We can expect to see the rapid development (and disappearance) of new tools and concepts over the next few years. Today Twitter is on top of the microcontent heap, but tomorrow it may be identi.ca or Plurk--or perhaps standalone microblogging won't end up being sustainable to a large audience. In the Social Network world, consumers have already shifted from Friendster to MySpace to Facebook, and all three sites continue to seek new tools (and business models) to draw and keep users.

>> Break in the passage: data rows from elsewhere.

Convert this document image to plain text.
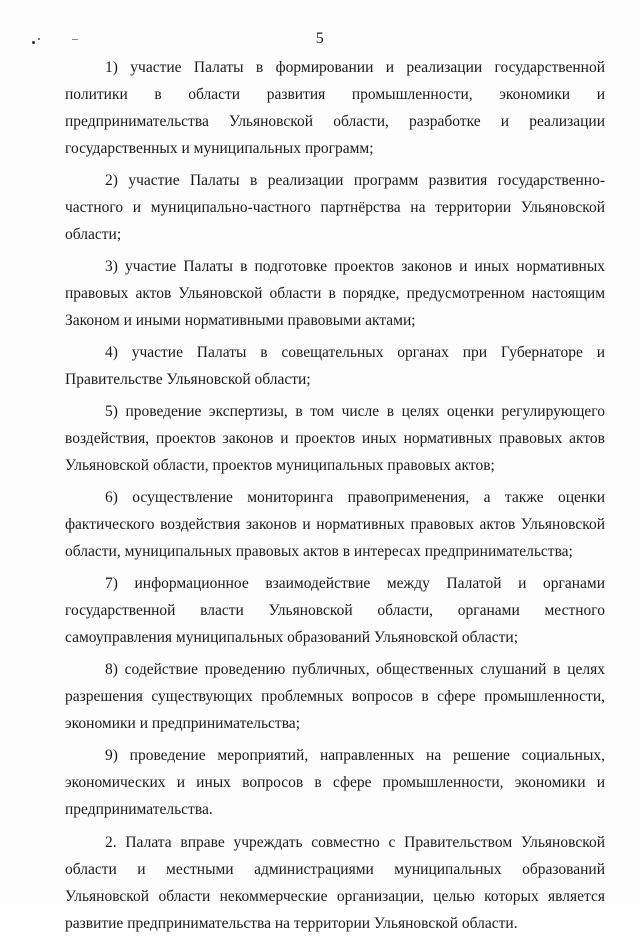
5

1) участие Палаты в формировании и реализации государственной политики в области развития промышленности, экономики и предпринимательства Ульяновской области, разработке и реализации государственных и муниципальных программ;

2) участие Палаты в реализации программ развития государственно-частного и муниципально-частного партнёрства на территории Ульяновской области;

3) участие Палаты в подготовке проектов законов и иных нормативных правовых актов Ульяновской области в порядке, предусмотренном настоящим Законом и иными нормативными правовыми актами;

4) участие Палаты в совещательных органах при Губернаторе и Правительстве Ульяновской области;

5) проведение экспертизы, в том числе в целях оценки регулирующего воздействия, проектов законов и проектов иных нормативных правовых актов Ульяновской области, проектов муниципальных правовых актов;

6) осуществление мониторинга правоприменения, а также оценки фактического воздействия законов и нормативных правовых актов Ульяновской области, муниципальных правовых актов в интересах предпринимательства;

7) информационное взаимодействие между Палатой и органами государственной власти Ульяновской области, органами местного самоуправления муниципальных образований Ульяновской области;

8) содействие проведению публичных, общественных слушаний в целях разрешения существующих проблемных вопросов в сфере промышленности, экономики и предпринимательства;

9) проведение мероприятий, направленных на решение социальных, экономических и иных вопросов в сфере промышленности, экономики и предпринимательства.

2. Палата вправе учреждать совместно с Правительством Ульяновской области и местными администрациями муниципальных образований Ульяновской области некоммерческие организации, целью которых является развитие предпринимательства на территории Ульяновской области.
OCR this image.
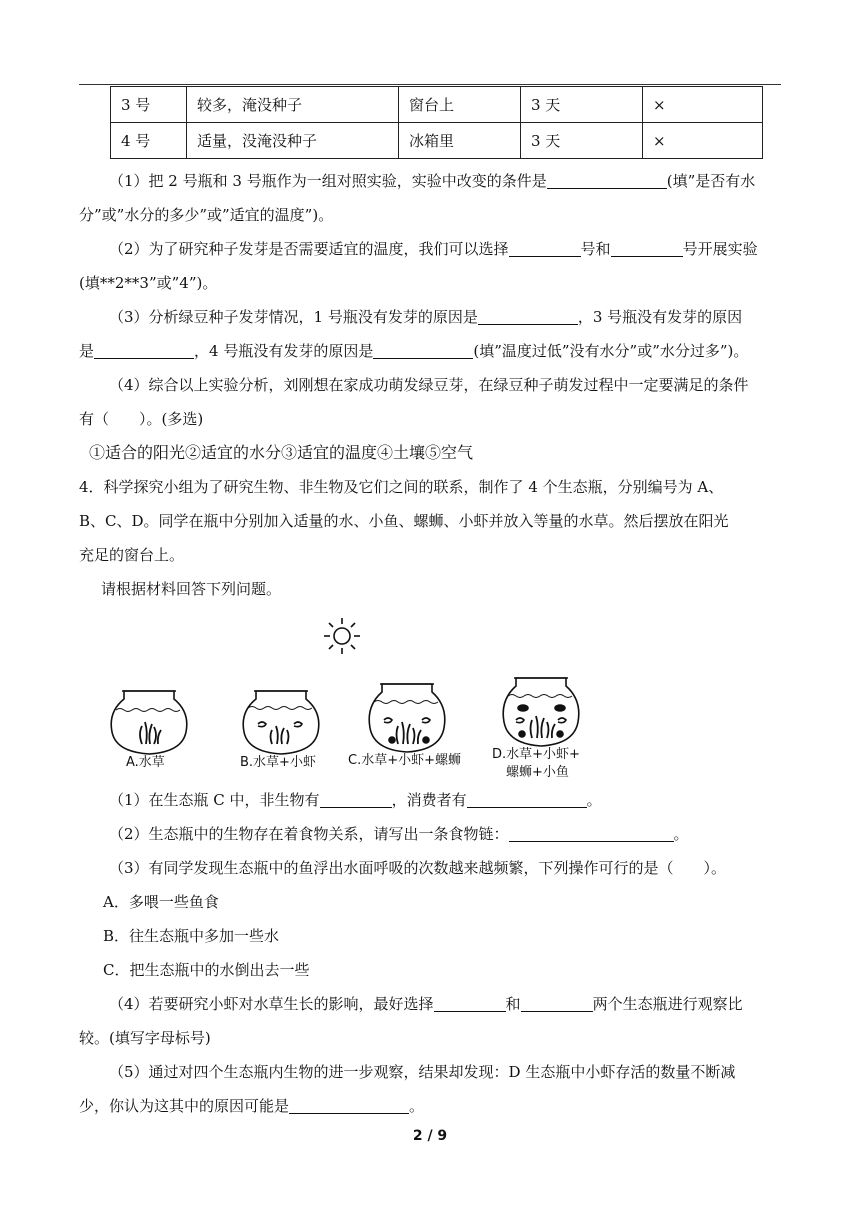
3 号	较多，淹没种子	窗台上	3 天	×
4 号	适量，没淹没种子	冰箱里	3 天	×
（1）把 2 号瓶和 3 号瓶作为一组对照实验，实验中改变的条件是	(填”是否有水
分”或”水分的多少”或”适宜的温度”)。
（2）为了研究种子发芽是否需要适宜的温度，我们可以选择	号和	号开展实验
(填**2**3”或”4”)。
（3）分析绿豆种子发芽情况，1 号瓶没有发芽的原因是	，3 号瓶没有发芽的原因
是	，4 号瓶没有发芽的原因是	(填”温度过低”没有水分”或”水分过多”)。
（4）综合以上实验分析，刘刚想在家成功萌发绿豆芽，在绿豆种子萌发过程中一定要满足的条件
有（　　）。(多选)
①适合的阳光②适宜的水分③适宜的温度④土壤⑤空气
4．科学探究小组为了研究生物、非生物及它们之间的联系，制作了 4 个生态瓶，分别编号为 A、
B、C、D。同学在瓶中分别加入适量的水、小鱼、螺蛳、小虾并放入等量的水草。然后摆放在阳光
充足的窗台上。
请根据材料回答下列问题。
A.水草	B.水草+小虾 C.水草+小虾+螺蛳 D.水草+小虾+
螺蛳+小鱼
（1）在生态瓶 C 中，非生物有	，消费者有	。
（2）生态瓶中的生物存在着食物关系，请写出一条食物链：	。
（3）有同学发现生态瓶中的鱼浮出水面呼吸的次数越来越频繁，下列操作可行的是（　　）。
A．多喂一些鱼食
B．往生态瓶中多加一些水
C．把生态瓶中的水倒出去一些
（4）若要研究小虾对水草生长的影响，最好选择	和	两个生态瓶进行观察比
较。(填写字母标号)
（5）通过对四个生态瓶内生物的进一步观察，结果却发现：D 生态瓶中小虾存活的数量不断减
少，你认为这其中的原因可能是	。
2 / 9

The explosion of social concepts will continue with multiple tools and sites competing to solve a wide array of overlapping needs--social documents, crowdsourcing, video sharing and editing, geolocation, customer service networks, wikis, social bookmarks, product ratings, lifestreams, and social concepts we can't even yet imagine. It will be a dizzying and confusing time as organizations track, assess, test, implement and reject different Social Media sites, tools and approaches.
We'll come to appreciate (as we did with the Internet) that Social Media is not monolithic; it is not a single set of tools or strategies that every organization can simply plug and play. Best practices are still evolving, but soon it will be understood there are no simple checklists. Brands and organizations will share some similarities in the way Social Media is adopted, but there will be important and strategic differences that reflect and help to create points of differentiation.
Much like in the era before the Internet matured and tools converged, companies that stay abreast of the rapid changes and embrace small risks will gain competitive advantage, evolving their tactics and programs as Social Media evolves. Those that sit on the sideline and wait for it to get sorted out will quickly find themselves at a competitive disadvantage.